Doing things slightly backward also gives the series a feeling of depth that I believe would be missing if it were read chronologically. There are scenes in the novel that gave it this feeling of depth for me, like the one featuring Elyas duelling in the Green Sister’s quarters while Moiraine delivers a message. It’s a sneak peek into the past, and a way of seeing how and why relationships and characters are the way they are in Wheel of Time.
The telling of the story is completed by Lan Mandragoran, who isn’t overly different from the Lan accompanying Moiraine in the later books. He’s still the same sullen martyr, inspiring all the men around him in battle while he tries to convince himself and everyone around him that Malkier is dead.

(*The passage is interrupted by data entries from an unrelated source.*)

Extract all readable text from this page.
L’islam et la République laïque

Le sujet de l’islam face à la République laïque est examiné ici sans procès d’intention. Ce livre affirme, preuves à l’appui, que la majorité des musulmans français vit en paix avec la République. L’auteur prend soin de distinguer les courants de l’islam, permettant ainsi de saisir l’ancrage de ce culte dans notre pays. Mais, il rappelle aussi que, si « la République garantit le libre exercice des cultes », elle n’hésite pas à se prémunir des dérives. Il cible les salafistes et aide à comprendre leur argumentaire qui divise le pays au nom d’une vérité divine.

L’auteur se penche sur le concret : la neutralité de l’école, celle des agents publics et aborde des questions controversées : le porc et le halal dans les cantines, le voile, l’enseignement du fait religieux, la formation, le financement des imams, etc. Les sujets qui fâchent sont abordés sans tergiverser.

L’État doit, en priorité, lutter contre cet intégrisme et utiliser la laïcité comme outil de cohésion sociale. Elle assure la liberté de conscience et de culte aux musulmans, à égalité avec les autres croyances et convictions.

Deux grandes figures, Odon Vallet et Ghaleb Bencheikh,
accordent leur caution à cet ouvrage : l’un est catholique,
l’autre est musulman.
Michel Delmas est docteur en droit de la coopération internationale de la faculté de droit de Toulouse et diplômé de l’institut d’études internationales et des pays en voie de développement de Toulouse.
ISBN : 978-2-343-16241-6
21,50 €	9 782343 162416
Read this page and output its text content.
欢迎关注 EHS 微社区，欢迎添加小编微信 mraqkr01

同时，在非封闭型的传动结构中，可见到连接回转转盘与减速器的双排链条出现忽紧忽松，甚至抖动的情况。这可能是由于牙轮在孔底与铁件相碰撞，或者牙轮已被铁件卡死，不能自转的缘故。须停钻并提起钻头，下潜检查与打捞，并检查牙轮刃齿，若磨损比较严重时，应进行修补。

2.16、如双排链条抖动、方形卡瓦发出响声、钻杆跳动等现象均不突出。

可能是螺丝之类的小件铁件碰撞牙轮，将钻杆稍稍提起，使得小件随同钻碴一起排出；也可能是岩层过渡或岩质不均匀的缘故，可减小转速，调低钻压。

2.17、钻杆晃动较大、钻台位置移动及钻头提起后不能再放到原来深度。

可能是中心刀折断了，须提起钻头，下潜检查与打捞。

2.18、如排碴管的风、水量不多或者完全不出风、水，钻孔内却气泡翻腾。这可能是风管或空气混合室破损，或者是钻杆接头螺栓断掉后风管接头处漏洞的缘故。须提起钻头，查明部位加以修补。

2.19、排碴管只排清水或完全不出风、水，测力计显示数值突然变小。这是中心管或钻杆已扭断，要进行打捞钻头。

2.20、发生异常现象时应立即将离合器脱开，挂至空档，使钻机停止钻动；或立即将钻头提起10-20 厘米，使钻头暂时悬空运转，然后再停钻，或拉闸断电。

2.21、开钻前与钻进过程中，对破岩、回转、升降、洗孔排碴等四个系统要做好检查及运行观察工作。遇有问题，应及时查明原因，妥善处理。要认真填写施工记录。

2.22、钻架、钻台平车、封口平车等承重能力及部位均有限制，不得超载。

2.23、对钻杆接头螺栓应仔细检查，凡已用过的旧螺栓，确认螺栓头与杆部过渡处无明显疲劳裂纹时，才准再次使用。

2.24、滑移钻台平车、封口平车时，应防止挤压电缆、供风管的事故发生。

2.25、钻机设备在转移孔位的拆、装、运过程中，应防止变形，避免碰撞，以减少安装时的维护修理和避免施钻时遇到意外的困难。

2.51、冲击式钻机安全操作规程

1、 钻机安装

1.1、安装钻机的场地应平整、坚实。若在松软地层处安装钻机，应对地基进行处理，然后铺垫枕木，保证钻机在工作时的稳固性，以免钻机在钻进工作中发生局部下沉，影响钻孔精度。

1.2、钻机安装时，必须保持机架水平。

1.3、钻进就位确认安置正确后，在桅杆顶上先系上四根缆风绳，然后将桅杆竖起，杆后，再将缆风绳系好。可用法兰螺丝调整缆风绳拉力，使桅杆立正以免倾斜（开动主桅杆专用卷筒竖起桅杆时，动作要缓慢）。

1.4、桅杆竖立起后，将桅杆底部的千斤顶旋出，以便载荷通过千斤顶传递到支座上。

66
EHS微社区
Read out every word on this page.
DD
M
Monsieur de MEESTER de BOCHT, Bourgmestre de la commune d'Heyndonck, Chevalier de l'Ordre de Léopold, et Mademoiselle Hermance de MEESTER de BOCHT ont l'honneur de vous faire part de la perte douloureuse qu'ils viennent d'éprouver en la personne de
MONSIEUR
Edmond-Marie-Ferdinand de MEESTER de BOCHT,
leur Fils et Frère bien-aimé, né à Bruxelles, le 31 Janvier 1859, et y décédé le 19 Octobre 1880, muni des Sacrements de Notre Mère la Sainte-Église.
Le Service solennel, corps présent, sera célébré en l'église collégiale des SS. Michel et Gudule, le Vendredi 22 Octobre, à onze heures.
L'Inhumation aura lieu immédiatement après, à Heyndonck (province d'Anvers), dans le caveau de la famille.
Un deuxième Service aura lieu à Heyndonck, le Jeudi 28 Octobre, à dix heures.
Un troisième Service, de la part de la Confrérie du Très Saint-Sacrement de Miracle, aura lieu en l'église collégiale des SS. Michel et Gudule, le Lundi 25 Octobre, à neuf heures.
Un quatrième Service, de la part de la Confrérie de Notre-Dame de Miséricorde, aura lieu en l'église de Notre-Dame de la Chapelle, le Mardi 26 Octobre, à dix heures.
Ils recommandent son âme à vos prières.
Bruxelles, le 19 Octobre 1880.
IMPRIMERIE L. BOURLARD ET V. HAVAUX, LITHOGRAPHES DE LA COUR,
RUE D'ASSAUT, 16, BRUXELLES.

The only real difference is the contempt he has for Aes Sedai, until Moiraine decides to bond him as her Warder. The scenes between Lan and Moiraine are entertaining at times, and it’s funny at times to see how flirtatious the two of them are – separately of course.
A criticism I would have for New Spring is that Jordan once again spends so much time setting the scene and writing detailed descriptions, that the development of the relationship between Moiraine and Lan feels slightly rushed. It would have been better if Jordan had left out something, had them meet earlier, or made the decision to make the novel longer in length. Their time together is so short in New Spring that is doesn’t put the same sort of weight behind their bond that Siuan and Moiraine have.
New Spring is well-balanced as a story. With a great mix of humorous and dramatic scenes, it stands strong as a separate novel from the original series. Upon further reflection, I actually came to the conclusion that reading New Spring at the beginning of Wheel of Time would make it a great gateway novel for young readers wanting to get into fantasy. It lacks the heavy politics and extensive character listing that Wheel of Time has, while still containing the brilliance of Robert Jordan’s writing. No matter when you decide to read it though, one thing is certain – Robert Jordan knows how to write great fantasy.